Kolumne Blicke: Bad Deutschland
Wer wegen Jörg Fauser nach Bad Harzburg fährt, findet immer etwas zu sehen und zu tun. Sonst ist nicht viel los – macht aber nichts.
S o aufgeregt wie vor meiner Reise nach Bad Harzburg war ich schon lange nicht mehr – nicht nur, aber vor allem doch deswegen, weil in Jörg Fausers nachgelassenem Roman „Die Tournee“ ebendieses Städtchen eine wichtige Rolle hätte spielen sollen.
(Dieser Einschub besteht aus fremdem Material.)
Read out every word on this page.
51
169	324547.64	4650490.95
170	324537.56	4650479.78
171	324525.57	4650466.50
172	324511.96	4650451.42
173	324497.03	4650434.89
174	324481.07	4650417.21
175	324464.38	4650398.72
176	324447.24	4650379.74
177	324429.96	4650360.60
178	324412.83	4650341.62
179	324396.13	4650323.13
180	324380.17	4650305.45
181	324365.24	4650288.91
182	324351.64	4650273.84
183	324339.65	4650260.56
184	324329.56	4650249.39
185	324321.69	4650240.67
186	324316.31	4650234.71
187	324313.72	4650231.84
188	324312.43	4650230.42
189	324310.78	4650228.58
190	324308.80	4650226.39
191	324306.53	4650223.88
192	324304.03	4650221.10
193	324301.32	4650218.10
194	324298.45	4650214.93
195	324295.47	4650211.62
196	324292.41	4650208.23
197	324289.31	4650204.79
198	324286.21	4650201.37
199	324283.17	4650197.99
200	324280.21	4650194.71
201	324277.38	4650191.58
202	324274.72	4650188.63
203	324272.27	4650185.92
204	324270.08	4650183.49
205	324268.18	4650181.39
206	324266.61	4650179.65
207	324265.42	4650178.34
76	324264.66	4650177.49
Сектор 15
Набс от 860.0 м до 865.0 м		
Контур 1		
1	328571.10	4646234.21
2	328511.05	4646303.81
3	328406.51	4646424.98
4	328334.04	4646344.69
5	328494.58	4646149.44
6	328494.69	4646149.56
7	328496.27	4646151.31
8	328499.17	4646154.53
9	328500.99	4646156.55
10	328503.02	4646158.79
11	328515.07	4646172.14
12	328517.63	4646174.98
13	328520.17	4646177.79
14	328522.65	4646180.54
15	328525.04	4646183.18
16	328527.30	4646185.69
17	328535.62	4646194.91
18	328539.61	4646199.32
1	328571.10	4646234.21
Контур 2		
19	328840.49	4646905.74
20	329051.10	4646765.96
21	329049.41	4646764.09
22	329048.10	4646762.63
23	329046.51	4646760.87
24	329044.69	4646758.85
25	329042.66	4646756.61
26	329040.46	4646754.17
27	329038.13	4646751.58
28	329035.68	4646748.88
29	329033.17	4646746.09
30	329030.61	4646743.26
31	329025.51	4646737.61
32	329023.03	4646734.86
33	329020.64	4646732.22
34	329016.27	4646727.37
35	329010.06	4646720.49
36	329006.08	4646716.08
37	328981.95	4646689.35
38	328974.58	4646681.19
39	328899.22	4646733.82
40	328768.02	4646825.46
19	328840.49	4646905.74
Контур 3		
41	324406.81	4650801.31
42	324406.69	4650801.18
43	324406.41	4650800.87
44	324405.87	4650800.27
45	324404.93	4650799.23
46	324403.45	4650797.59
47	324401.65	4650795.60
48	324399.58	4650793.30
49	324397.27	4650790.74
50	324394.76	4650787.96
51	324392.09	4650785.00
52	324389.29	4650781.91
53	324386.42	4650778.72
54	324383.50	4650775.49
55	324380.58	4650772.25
Und diese Spannung legte sich nicht, als ich die zentrale Herzog-Wilhelm-Straße hoch und runter schlenderte – viel mehr kann man in Bad Harzburg auch nicht machen.
Das ist nun genau so ein Satz, den man spontan hinschreibt, wenn man über die Winterferien in der Provinz war; und der stimmt, aber natürlich auch nicht stimmt.
Und ich meine damit nicht den vorweggenommen Leserbrief aus dem Referat für Wirtschaftsförderung und Stadtmarketing, der aufzählt, was tatsächlich der „Journalist“ so alles hätte sehen und machen können, in der „de luchse“ Stadt Bad Harzburg.
Der Leserbrief hätte ja recht: Die Luchse haben wir nicht besucht, die Sole-Therme ließen wir unbebadet, und ob die Spielbank und die Wandelhalle mit Trinkbrunnen überhaupt in Betrieb waren - danach haben wir uns, mit vier Kindern im Schlepptau, gar nicht erst erkundigt.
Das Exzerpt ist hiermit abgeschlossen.